Il velo di ostilità e diffidenza verso di lui a poco a poco cade, e la Francia è inserita a pieno titolo nel consesso delle grandi potenze europee. E in quanto tale, si fa promotrice intorno al 1840 dell’unità… d’Italia, che così è anticipata di 3 decenni rispetto a ciò che avvenne in realtà, e che si compie così nell’orbita non degli inglesi (che come noto foraggeranno in ogni modo i Savoia nel loro processo unitario), bensì proprio di Napoleone, quasi mezzo secolo dopo le repubbliche Cispadana e Cisalpina da lui fondate. A differenza di Napoleone III (protettore dello Stato Pontificio e che in questo fanta-racconto diamo per scontato non sia mai esistito), il Bonaparte ha ben pochi scrupoli e reverenza verso il Pontefice.
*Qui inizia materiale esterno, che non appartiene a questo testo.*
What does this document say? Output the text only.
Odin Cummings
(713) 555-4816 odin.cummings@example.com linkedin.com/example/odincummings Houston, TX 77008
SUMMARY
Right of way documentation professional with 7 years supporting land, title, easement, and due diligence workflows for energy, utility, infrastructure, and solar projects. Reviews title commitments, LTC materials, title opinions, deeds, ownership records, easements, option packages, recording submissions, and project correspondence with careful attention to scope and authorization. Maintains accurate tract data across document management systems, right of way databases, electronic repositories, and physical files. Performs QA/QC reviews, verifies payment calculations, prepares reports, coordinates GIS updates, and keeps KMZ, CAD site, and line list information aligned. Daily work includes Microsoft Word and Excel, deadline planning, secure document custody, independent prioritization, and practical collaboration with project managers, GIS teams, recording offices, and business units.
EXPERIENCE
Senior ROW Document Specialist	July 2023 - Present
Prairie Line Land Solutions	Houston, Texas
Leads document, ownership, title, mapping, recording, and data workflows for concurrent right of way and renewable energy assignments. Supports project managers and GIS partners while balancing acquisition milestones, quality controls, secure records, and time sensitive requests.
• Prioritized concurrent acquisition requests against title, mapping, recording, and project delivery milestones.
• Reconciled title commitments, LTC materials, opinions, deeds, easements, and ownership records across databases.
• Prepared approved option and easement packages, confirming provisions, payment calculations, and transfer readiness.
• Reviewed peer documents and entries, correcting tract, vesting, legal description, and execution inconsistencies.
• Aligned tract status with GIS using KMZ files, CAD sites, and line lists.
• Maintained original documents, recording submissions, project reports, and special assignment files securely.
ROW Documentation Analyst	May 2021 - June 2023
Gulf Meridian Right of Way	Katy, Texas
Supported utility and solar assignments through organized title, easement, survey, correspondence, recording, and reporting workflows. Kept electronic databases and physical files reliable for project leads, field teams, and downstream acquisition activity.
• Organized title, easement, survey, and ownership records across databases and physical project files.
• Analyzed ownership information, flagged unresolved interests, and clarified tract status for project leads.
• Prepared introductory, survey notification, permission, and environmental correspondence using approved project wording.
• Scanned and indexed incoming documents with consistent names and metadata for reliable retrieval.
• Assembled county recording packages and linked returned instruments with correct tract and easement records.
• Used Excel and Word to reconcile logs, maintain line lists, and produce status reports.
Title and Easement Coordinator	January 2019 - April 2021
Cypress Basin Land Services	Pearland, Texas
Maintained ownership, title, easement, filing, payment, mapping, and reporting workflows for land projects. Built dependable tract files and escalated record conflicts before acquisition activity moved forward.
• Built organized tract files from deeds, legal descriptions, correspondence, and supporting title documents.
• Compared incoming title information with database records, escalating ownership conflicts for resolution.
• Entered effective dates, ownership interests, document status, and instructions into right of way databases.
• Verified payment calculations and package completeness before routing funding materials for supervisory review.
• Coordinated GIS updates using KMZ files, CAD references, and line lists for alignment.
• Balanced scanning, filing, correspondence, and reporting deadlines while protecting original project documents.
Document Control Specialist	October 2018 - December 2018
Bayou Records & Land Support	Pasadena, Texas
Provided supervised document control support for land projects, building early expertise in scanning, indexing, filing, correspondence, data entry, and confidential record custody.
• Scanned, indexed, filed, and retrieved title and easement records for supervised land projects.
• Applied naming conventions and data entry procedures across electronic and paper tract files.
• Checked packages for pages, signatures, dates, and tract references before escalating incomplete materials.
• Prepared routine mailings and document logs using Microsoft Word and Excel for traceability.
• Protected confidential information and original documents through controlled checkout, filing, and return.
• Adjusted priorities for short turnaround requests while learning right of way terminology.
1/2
Ha tuttavia molta stima dei siciliani, che a inizio secolo avevano fatto capire a chiare lettere di preferire Giuseppe Bonaparte e Murat (che assicuravano all’Isola più autonomia da Napoli) ai Borbone, accolti male quando erano fuggiti da Napoli per riparare (cosa vera) a Palermo.

In virtù anche dei numerosi rapporti commerciali sviluppatisi negli ultimi decenni, e dell’appoggio di quella stessa aristocrazia e quella certa manovalanza mafiosa che nella realtà  appoggerà Garibaldi, la Francia fomenta la ribellione del Regno delle Due Sicilie. Non potendo esporsi in prima persona, Napoleone appoggerà l’insurrezione dei siciliani e la cacciata dei Borbone inviando un valoroso generale, Giuseppe Garibaldi, che assumerà il comando del Regno. Per il generale corso, da mangiapreti qual è, l’occasione sarebbe propizia per invadere il debole Stato Pontificio, ma ciò creerebbe un incidente diplomatico non da poco anche col forte Stato cattolico che appoggia il Papa: l’Austria. Si dovrà aspettare il 1847, anno in cui gli Asburgo cadranno in disgrazia in virtù di una guerra persa con Russia e Turchia per il predominio sull’area danubiana, perché il Regno del Sud di Garibaldi, sempre spalleggiato dalla Francia, ponga fine allo Stato Pontificio, incamerandolo. A questo punto, all’unità d’Italia per la quale si risvegliano nel popolo passioni antiche e fiducia indiretta in Napoleone, manca solo il Nord. O meglio, solo l’area lombardo-piemontese, visto che il crollo dell’Austria ha indotto Veneto, Trentino e Venezia Giulia ad alzare la testa. Di fronte alla prospettiva di un’autonomia fragile e senza appoggi internazionali, quell’area nord-orientale d’Italia preferirà per via referendaria aderire ad un’Italia ormai quasi del tutto unita.

Manca solo il Regno di Sardegna, che nel 1848 verrà sconfitto militarmente e infine annesso. L’Italia dunque, nel 1848, è unita. Napoleone, ormai 79enne, abdica per vecchiaia e stanchezza, dopo aver fatto in tempo a risalutare mezzo secolo dopo il tricolore italiano bianco-rosso-verde che aveva messo a bandiera della sua Repubblica Cisalpina. Morirà poco dopo, lasciando una Francia, pacifica e promotrice dell’unità italiana. Su pressione dell’Inghilterra, invidiosa del sorgere di questo nuovo stato filo-francese in mezzo al Mediterraneo e ansioso di contro-bilanciarne l’influenza, la neonata Italia lentamente si staccherà dall’influenza transalpina, e giocando sulla rivalità politica, diplomatica e commerciale in atto tra Francia e Inghilterra, riuscirà a ritagliarsi un discreto spazio di autonomia nel nuovo consesso internazionale e ad eleggere rappresentanti indipendenti da influenze straniere. E a riottenere, per i propri musei, quella “Gioconda” che non la Francia rubò all’Italia, ma che Leonardo stesso aveva portato con sé a Parigi oltre 300 anni addietro. E che Napoleone stesso (anche questa è storia vera) volle per tanti anni nella sua camera da letto.